Why are we all oversharing on social media?
Mixed into our desire to do it all is our need to share our successes on social media. And sometimes, it can lead to oversharing.
“We’re hardwired to care what people think,” says Dr. Pamela Rutledge, director of the Media Psychology Research Center in Newport Beach, CA. However, she doesn’t see it as a bad thing.
“We’re continually navigating social environments, and it’s destructive not to acknowledge that that’s normal,” she says. “We shouldn’t feel guilty about caring what others think.”
This is when it becomes a problem
But the danger is that we’re starting to do things not for our own enjoyment but for some new social media fodder and any recognition it may foster. That is when it becomes oversharing.
While social media can be empowering and liberating, Katrina Onstad, author of The Weekend Effect: The Life-Changing Benefits of Taking Time Off and Challenging the Cult of Overwork, says it can also be oppressive. After writing her book, she felt overwhelmed – and exhausted – by the pressure to post and promote it.
“We’re so hooked to our devices that our whole sense of accomplishment and the need to put it on Instagram become a vicious cycle,” she says. “You see that your friends are doing it and then you have to keep up.”
It’s all part of the distorted reality that is social media, where constant comparison breeds a whole new level of competition.
Who are we oversharing for, ahem, competing against?

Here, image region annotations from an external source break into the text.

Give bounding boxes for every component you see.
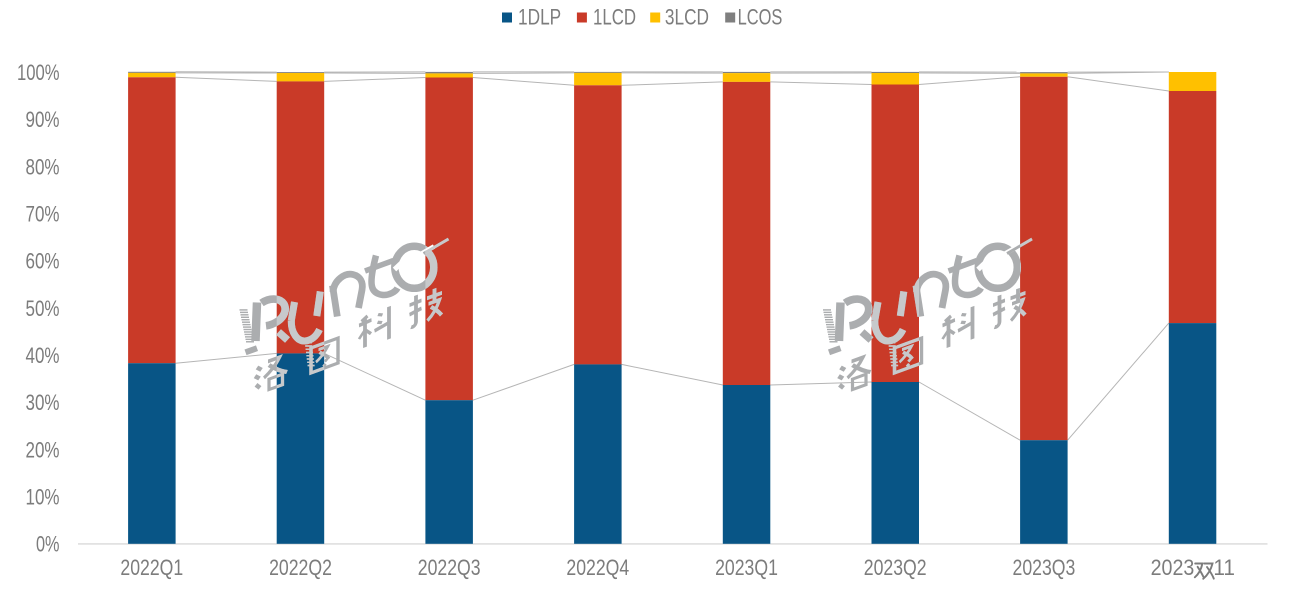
svg-text:0%: 0% [36, 532, 60, 557]
svg-text:80%: 80% [26, 154, 60, 179]
svg-text:10%: 10% [26, 485, 60, 510]
svg-text:2023Q2: 2023Q2 [864, 555, 927, 580]
svg-text:2022Q4: 2022Q4 [566, 555, 629, 580]
svg-text:3LCD: 3LCD [665, 5, 709, 30]
svg-text:2022Q2: 2022Q2 [269, 555, 332, 580]
svg-text:2023: 2023 [1151, 555, 1195, 580]
svg-text:60%: 60% [26, 249, 60, 274]
svg-text:50%: 50% [26, 296, 60, 321]
svg-text:100%: 100% [17, 60, 60, 85]
svg-text:1DLP: 1DLP [518, 5, 561, 30]
svg-text:2023Q3: 2023Q3 [1013, 555, 1076, 580]
svg-text:11: 11 [1213, 555, 1235, 580]
svg-text:70%: 70% [26, 201, 60, 226]
svg-text:2022Q1: 2022Q1 [120, 555, 183, 580]
svg-text:30%: 30% [26, 390, 60, 415]
svg-text:2023Q1: 2023Q1 [715, 555, 778, 580]
svg-text:1LCD: 1LCD [593, 5, 636, 30]
svg-text:90%: 90% [26, 107, 60, 132]
svg-text:2022Q3: 2022Q3 [418, 555, 481, 580]
svg-text:LCOS: LCOS [738, 5, 783, 30]
svg-text:20%: 20% [26, 437, 60, 462]
svg-text:40%: 40% [26, 343, 60, 368]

Even just trying to be more active isn’t enough on its own. You can’t just do CrossFit anymore – the whole world has to know you do CrossFit, says Timothy Caulfield, a Canada Research Chair in Health Law and Policy and a law professor at the School of Public Health at the University of Alberta.
“By wearing a Fitbit, you can tweet your results and be part of a community that’s also monitoring themselves,” says Caulfield.
For some, the competition can be motivating, but for others it can have the opposite effect.
“We make unfair comparisons, and it can make us feel negatively toward ourselves,” says Dr. Kristin Buhr, a registered psychologist and director of the North Shore Stress & Anxiety Clinic in North Vancouver.
The solution, she says, is to rethink how and why you use social media and adjust accordingly.